Testers Note Discrepancies

As a tester who is used to looking for discrepancies in data or outputs, you might be wondering what that “##ians” is. This represents a subword or subtoken that was generated by the tokenizer during the tokenization process.

Look at the text, look at the output and reason about this for a bit. Clearly this is related to the words “Egyptians,” “Assyrians,” “Persians,” and “Babylonians” in the text. But something might strike you as odd here.

See if you can spot it.

To help you spot it, I’ll note the pipeline also returns start and end integers and these correspond to the character indices where the answer span was found. Here “answer span” just refers to the specific range or segment of text within a given context that contains the predicted data relevant to whatever the model is supposed to be doing.
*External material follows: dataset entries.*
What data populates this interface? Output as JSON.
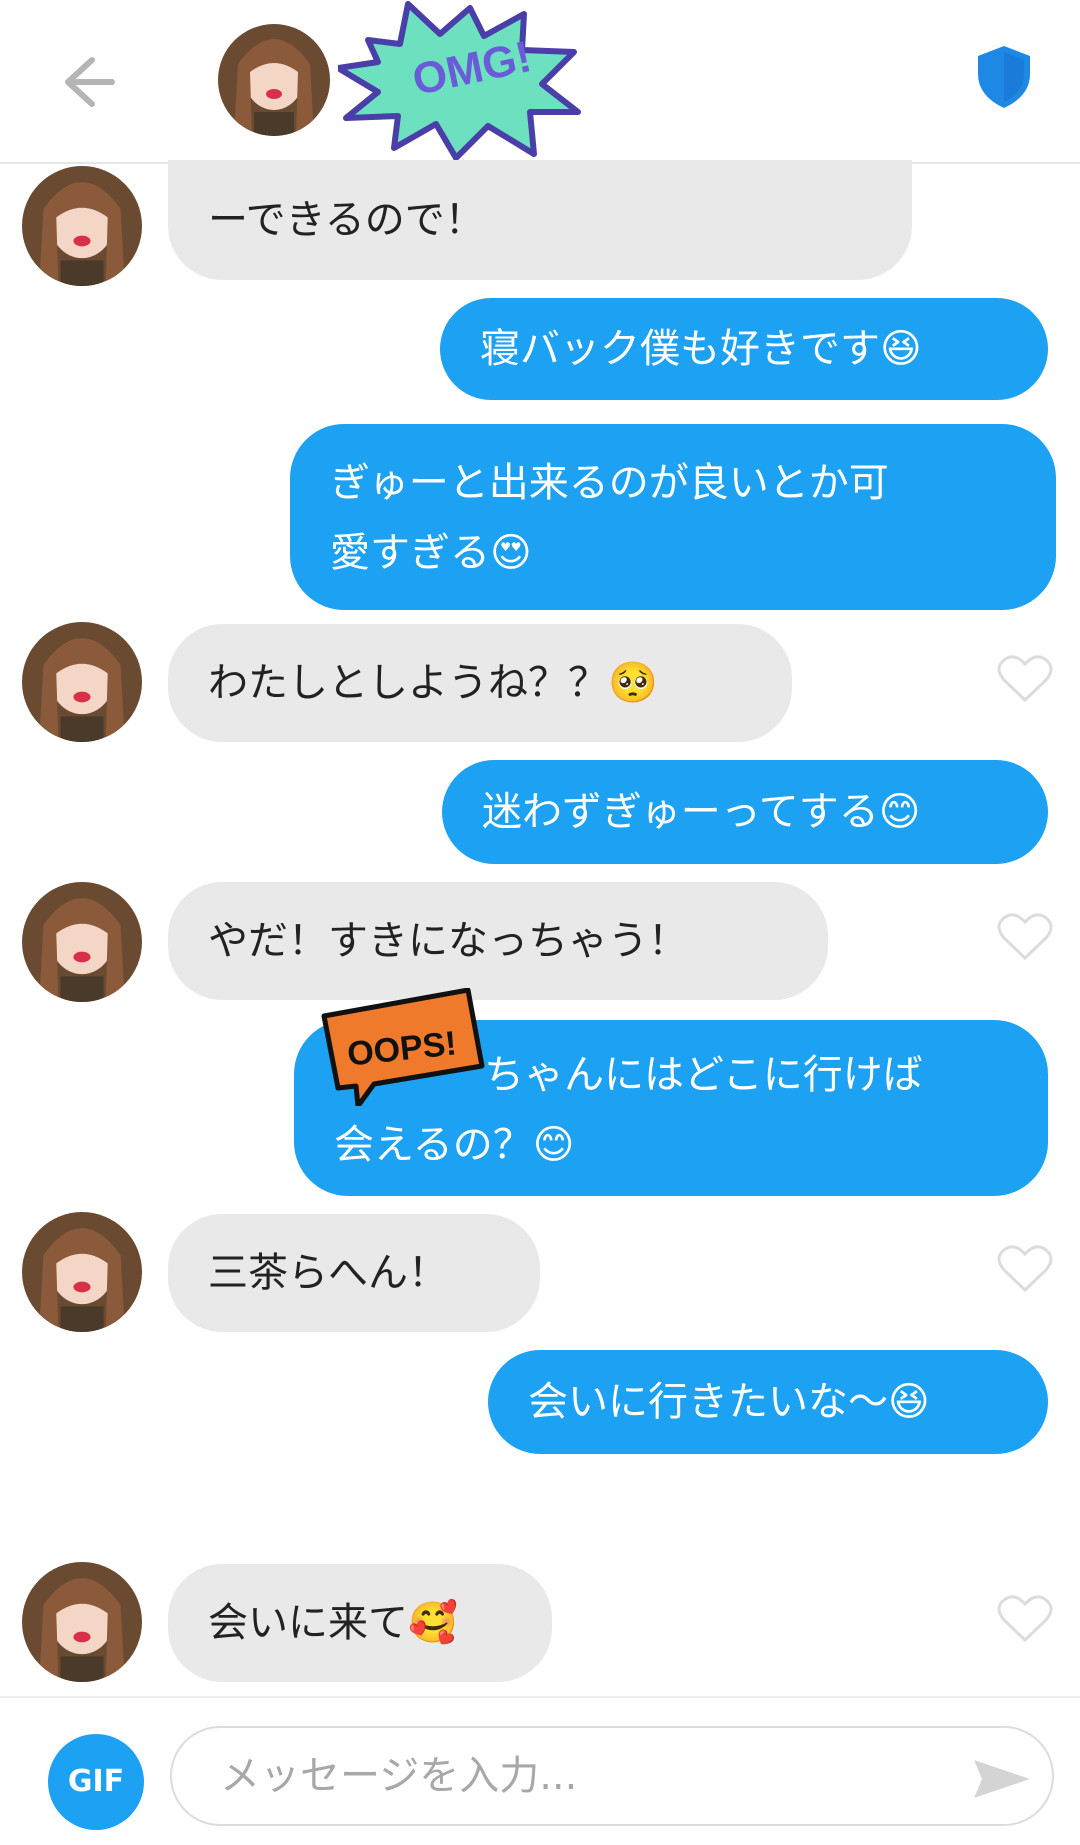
{
  "header": {
    "back_icon": "arrow-left-icon",
    "sticker_text": "OMG!",
    "shield_icon": "shield-icon",
    "accent": "#1da1f2"
  },
  "messages": [
    {
      "side": "in",
      "text": "ーできるので！"
    },
    {
      "side": "out",
      "text": "寝バック僕も好きです😆"
    },
    {
      "side": "out",
      "line1": "ぎゅーと出来るのが良いとか可",
      "line2": "愛すぎる😍"
    },
    {
      "side": "in",
      "text": "わたしとしようね？？🥺"
    },
    {
      "side": "out",
      "text": "迷わずぎゅーってする😊"
    },
    {
      "side": "in",
      "text": "やだ！すきになっちゃう！"
    },
    {
      "side": "out",
      "line1": "ちゃんにはどこに行けば",
      "line2": "会えるの？😊"
    },
    {
      "side": "in",
      "text": "三茶らへん！"
    },
    {
      "side": "out",
      "text": "会いに行きたいな〜😆"
    },
    {
      "side": "in",
      "text": "会いに来て🥰"
    }
  ],
  "oops_text": "OOPS!",
  "composer": {
    "gif_label": "GIF",
    "placeholder": "メッセージを入力..."
  }
}
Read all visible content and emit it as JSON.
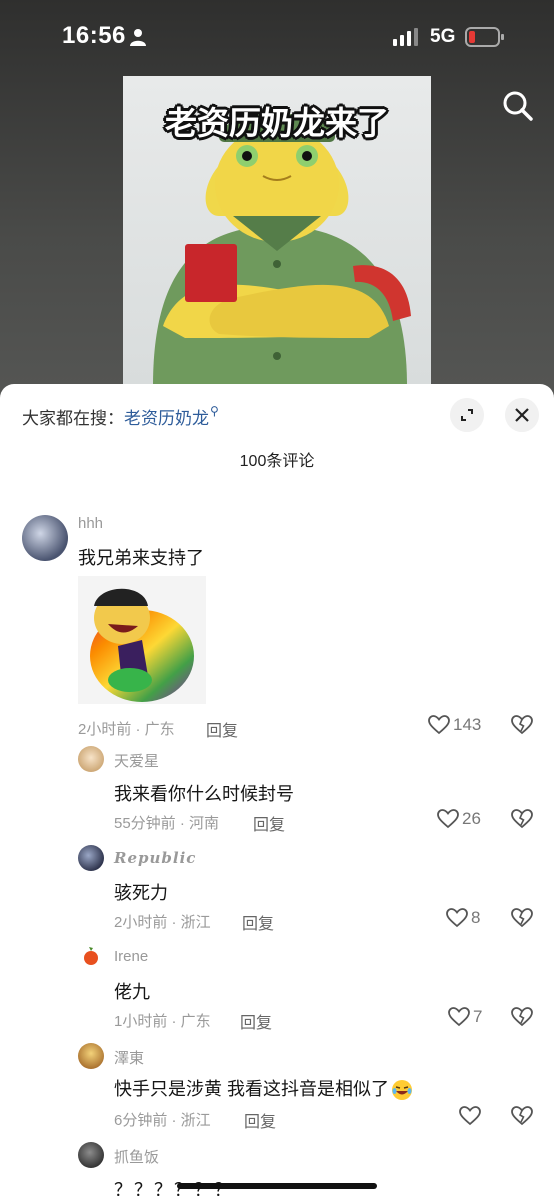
{
  "status": {
    "time": "16:56",
    "network": "5G"
  },
  "video": {
    "caption": "老资历奶龙来了"
  },
  "search_hint": {
    "prefix": "大家都在搜：",
    "keyword": "老资历奶龙"
  },
  "comments_header": {
    "count_label": "100条评论"
  },
  "comments": [
    {
      "user": "hhh",
      "text": "我兄弟来支持了",
      "meta": "2小时前 · 广东",
      "reply": "回复",
      "likes": "143"
    },
    {
      "user": "天爱星",
      "text": "我来看你什么时候封号",
      "meta": "55分钟前 · 河南",
      "reply": "回复",
      "likes": "26"
    },
    {
      "user": "Republic",
      "text": "骇死力",
      "meta": "2小时前 · 浙江",
      "reply": "回复",
      "likes": "8"
    },
    {
      "user": "Irene",
      "text": "佬九",
      "meta": "1小时前 · 广东",
      "reply": "回复",
      "likes": "7"
    },
    {
      "user": "澤東",
      "text": "快手只是涉黄 我看这抖音是相似了",
      "meta": "6分钟前 · 浙江",
      "reply": "回复",
      "likes": ""
    },
    {
      "user": "抓鱼饭",
      "text": "？？？？？？"
    }
  ],
  "colors": {
    "accent_link": "#2e5c9a",
    "sheet_bg": "#ffffff",
    "video_bg": "#3a3b3a"
  }
}
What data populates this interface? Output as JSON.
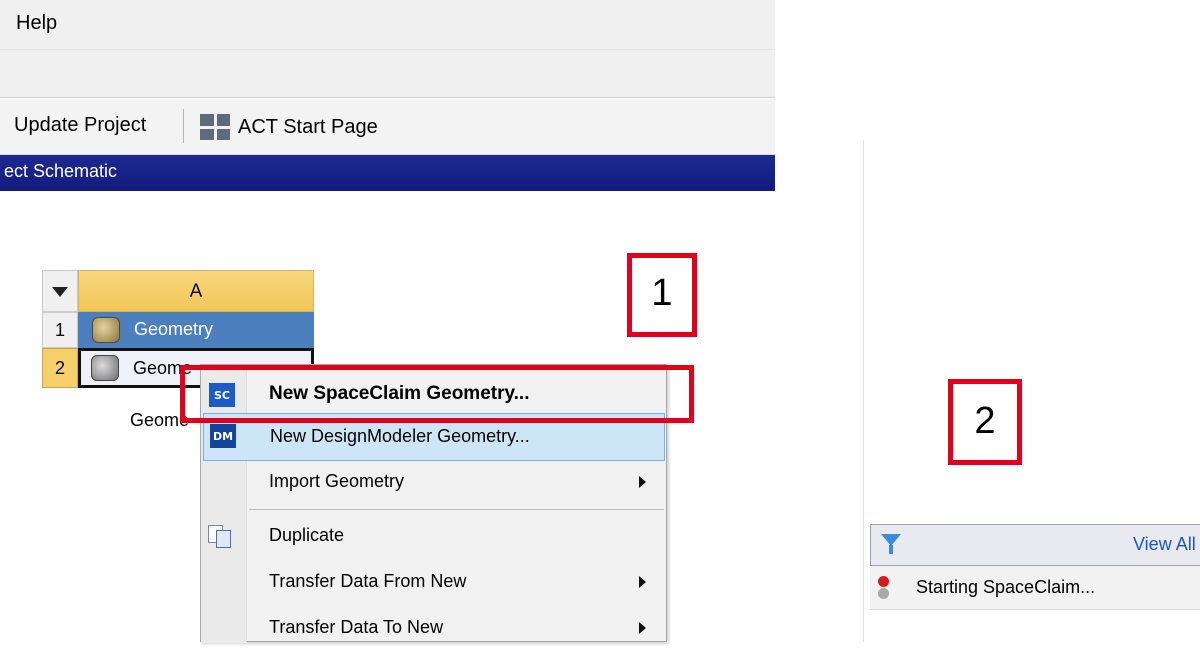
{
  "menubar": {
    "help_label": "Help"
  },
  "toolbar": {
    "update_label": "Update Project",
    "act_label": "ACT Start Page"
  },
  "schematic": {
    "title": "ect Schematic",
    "column_header": "A",
    "rows": [
      {
        "num": "1",
        "label": "Geometry"
      },
      {
        "num": "2",
        "label": "Geome"
      }
    ],
    "system_name": "Geome"
  },
  "context_menu": {
    "items": [
      {
        "label": "New SpaceClaim Geometry...",
        "icon": "SC"
      },
      {
        "label": "New DesignModeler Geometry...",
        "icon": "DM"
      },
      {
        "label": "Import Geometry"
      },
      {
        "label": "Duplicate"
      },
      {
        "label": "Transfer Data From New"
      },
      {
        "label": "Transfer Data To New"
      }
    ]
  },
  "callouts": {
    "one": "1",
    "two": "2"
  },
  "messages_panel": {
    "view_all": "View All",
    "status": "Starting SpaceClaim..."
  },
  "colors": {
    "title_bar": "#1a2587",
    "highlight_red": "#e3001b",
    "selected_row": "#4b7fbd",
    "header_yellow": "#f3c658"
  }
}
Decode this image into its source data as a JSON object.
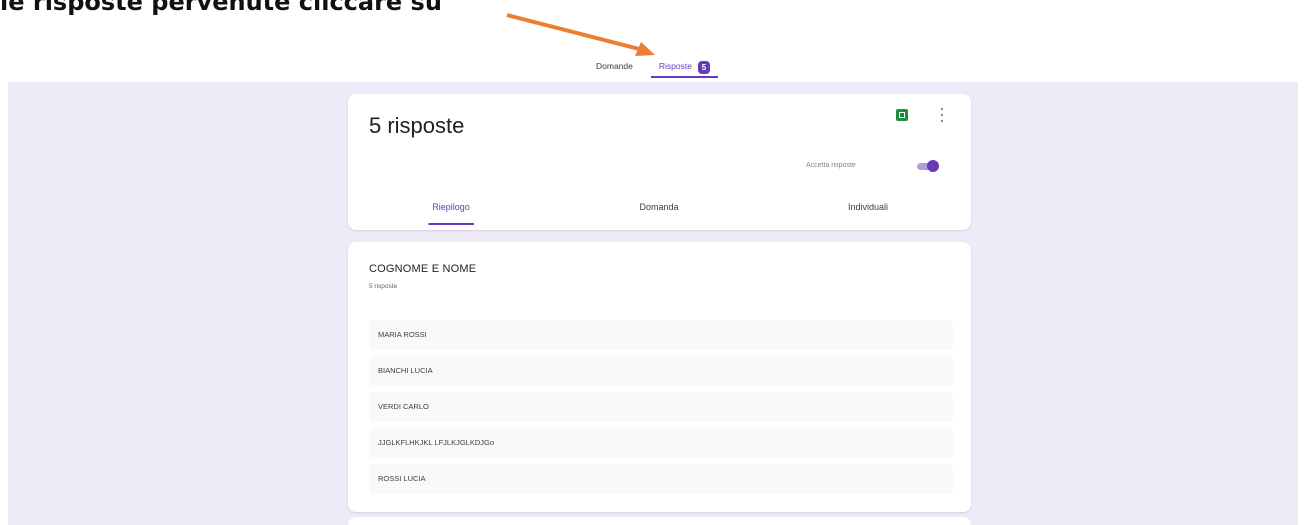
{
  "caption": "le risposte pervenute cliccare su",
  "top_tabs": {
    "questions": "Domande",
    "responses": "Risposte",
    "responses_count": "5"
  },
  "summary": {
    "title": "5 risposte",
    "accept_label": "Accetta risposte",
    "accept_on": true,
    "tabs": [
      "Riepilogo",
      "Domanda",
      "Individuali"
    ]
  },
  "question": {
    "title": "COGNOME E NOME",
    "count_label": "5 risposte",
    "answers": [
      "MARIA ROSSI",
      "BIANCHI LUCIA",
      "VERDI CARLO",
      "JJGLKFLHKJKL LFJLKJGLKDJGo",
      "ROSSI LUCIA"
    ]
  },
  "colors": {
    "accent": "#673ab7",
    "background": "#efeaf8",
    "arrow": "#ed7d31",
    "sheets": "#1e8e3e"
  },
  "icons": {
    "sheets": "google-sheets-icon",
    "menu": "more-vert-icon"
  }
}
So what do you think? What’s the (potential) issue with “##ians”?

Well, it looks like the word “Babylon” is from 190 to 197. And “##ians” is from 197 to 201. That would imply only “Babylonians” was tokenized in this way. This suggests that the tokenizer has split the word “Babylonians” into two separate subtokens: “Babylon” and “##ians”. It seems that the tokenizer treated “Babylon” as a standalone word and added the “##ians” subtoken separately. Yet “Assyrians,” “Egyptians” and “Persians” remained as complete tokens without subtokenization.

So no doubt you would be asking: why might the tokenizer not have broken up Assyrians, Egyptians and Persians the same way as Babylonians?

The behavior of the tokenizer and the specific rules it follows for subword tokenization can vary depending on the tokenizer implementation and the underlying model or language-specific considerations. Without access to the specific tokenizer you’re using or its documentation, it can be really challenging to pinpoint the exact reason why “Assyrians,” “Egyptians,” and “Persians” were not tokenized in the same way as “Babylonians.”

Certainly we know that we’re using the Named Entity Recognition (NER) pipeline from the Hugging Face Transformers library. But what specific model are we using? Well, that showed up when we ran the script and it downloaded the model for us. If you look at that, you’ll likely see it says something like this:

dbmdz/bert-large-cased-finetuned-conll03-english and revision f2482bf

This model is based on the BERT (Bidirectional Encoder Representations from Transformers) architecture and has been fine-tuned on the CoNLL-2003 dataset for named entity recognition. Were you to investigate this, you would find the tokenizer used in this model is the BERT tokenizer, which splits words into subword units based on WordPiece tokenization. The goal of WordPiece tokenization is to handle out-of-vocabulary words, capture morphological variations, and create a more compact vocabulary representation.

Does all of this help us answer our discrepancy?

Well, that’s where you might have to dig in further if it matters. The BERT tokenizer’s vocabulary may not include separate subword representations for “Assyrians” “Egyptians” and “Persians” but has subword representations for “Babylonians.” Further, the BERT tokenizer tends to prioritize splitting infrequent or less common words into subword units, while more frequent words are often treated as whole tokens. It’s possible that “Babylonians” is considered less frequent or out-of-vocabulary compared to other words, resulting in different tokenization behavior. That might make sense in relation to “Egyptians” but perhaps less so in relation to “Assyrians.”

So there’s obviously some ambiguity here. But does the ambiguity matter? Well, if it does for you and your team — and that would be found out by testing your model — then this is where you would refer to the BERT tokenizer’s documentation or explore the vocabulary and tokenization rules specific to the dbmdz/bert-large-cased-finetuned-conll03-english model. These are your oracles for testing and you would need to be aware of them.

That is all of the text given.